Valeurs et convictions

J’ai été voir récemment un excellent film roumain, Baccalauréat, ou le héros, un médecin, se débat avec un problème contemporain: la corruption. Pour faire accéder sa fille à une université étrangère, celui-ci se compromet et la compromet dans un arrangement avec une autorité corrompue.

Ce film m’a touché car le héros m’est apparu caractéristique des difficultés de notre monde contemporain en matière d’éthique. Ce médecin est honnête et, dans sa jeunesse, il est retourné vivre dans son pays pour l’aider à sortir du communisme. Il sait également se faire proche de ses patients. Mais confronté à l’avenir qu’il désire pour sa fille, il ne sait plus distinguer le mal du bien. Il est pris dans une question morale et patauge dans ses valeurs. Dans ses discussions avec son épouse, qui n’est pas d’accord avec son choix de la corruption, il expose sa vision négative de son pays et la nécessité qu’il y a pour sa fille de s’expatrier, d’autant plus qu’elle a obtenu une bourse à cette fin.

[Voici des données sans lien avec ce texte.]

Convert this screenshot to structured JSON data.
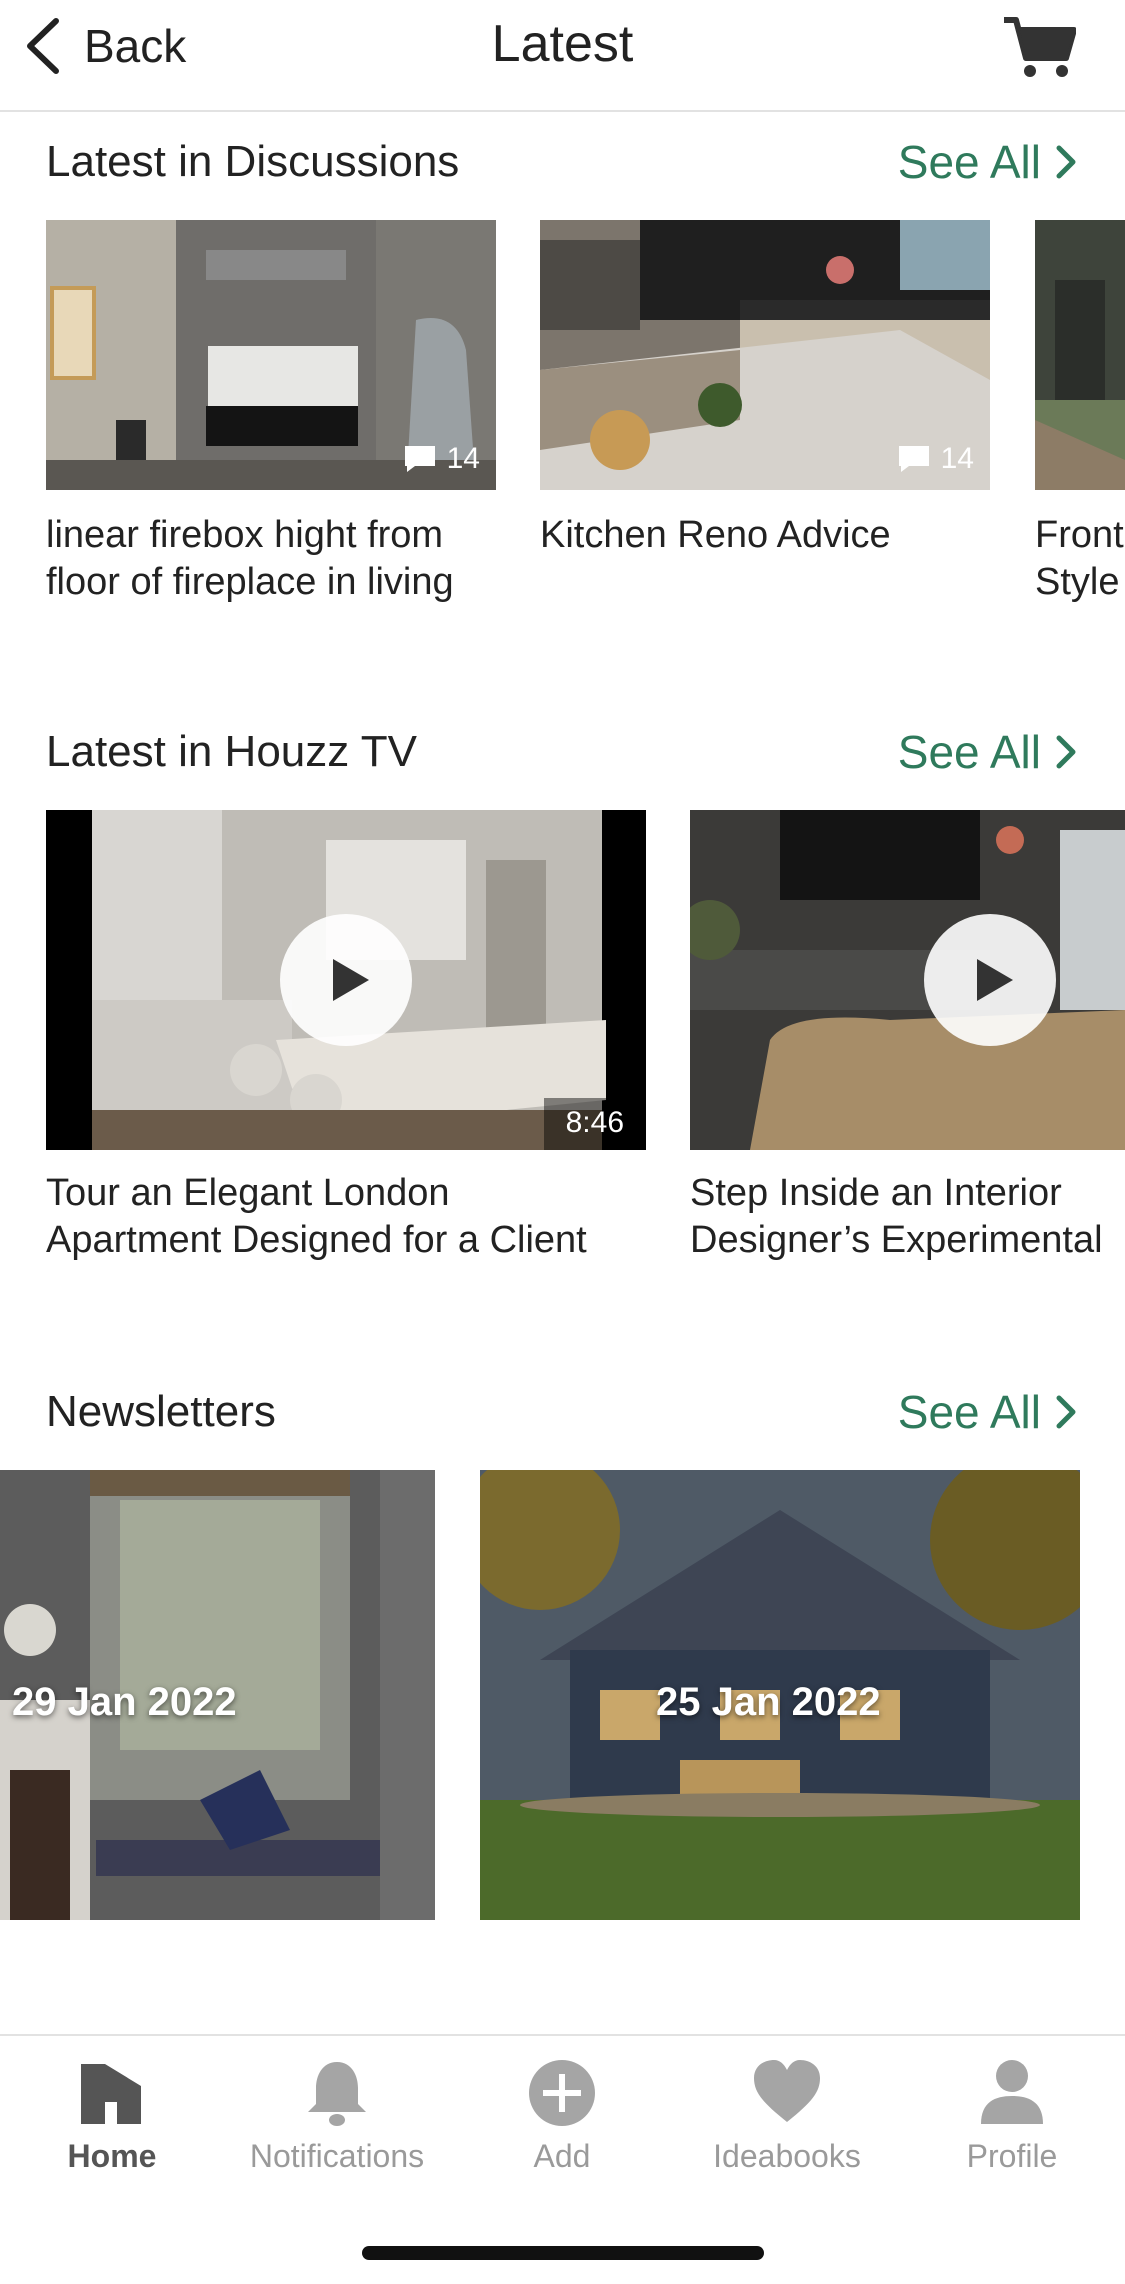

On pourrait réduire le problème posé à celui classique de la fin et des moyens. Peut-on atteindre une fin favorable par des moyens illicites? La question est déjà intéressante tant notre société est basée aujourd’hui sur une culture du résultat immédiat qui écarte souvent toute autre considération. La question des moyens choisis est pourtant primordiale y compris du point de vue de la qualité et de la durabilité du résultat. Mais la réflexion peut se poursuivre et toucher la question de la hiérarchisation des valeurs.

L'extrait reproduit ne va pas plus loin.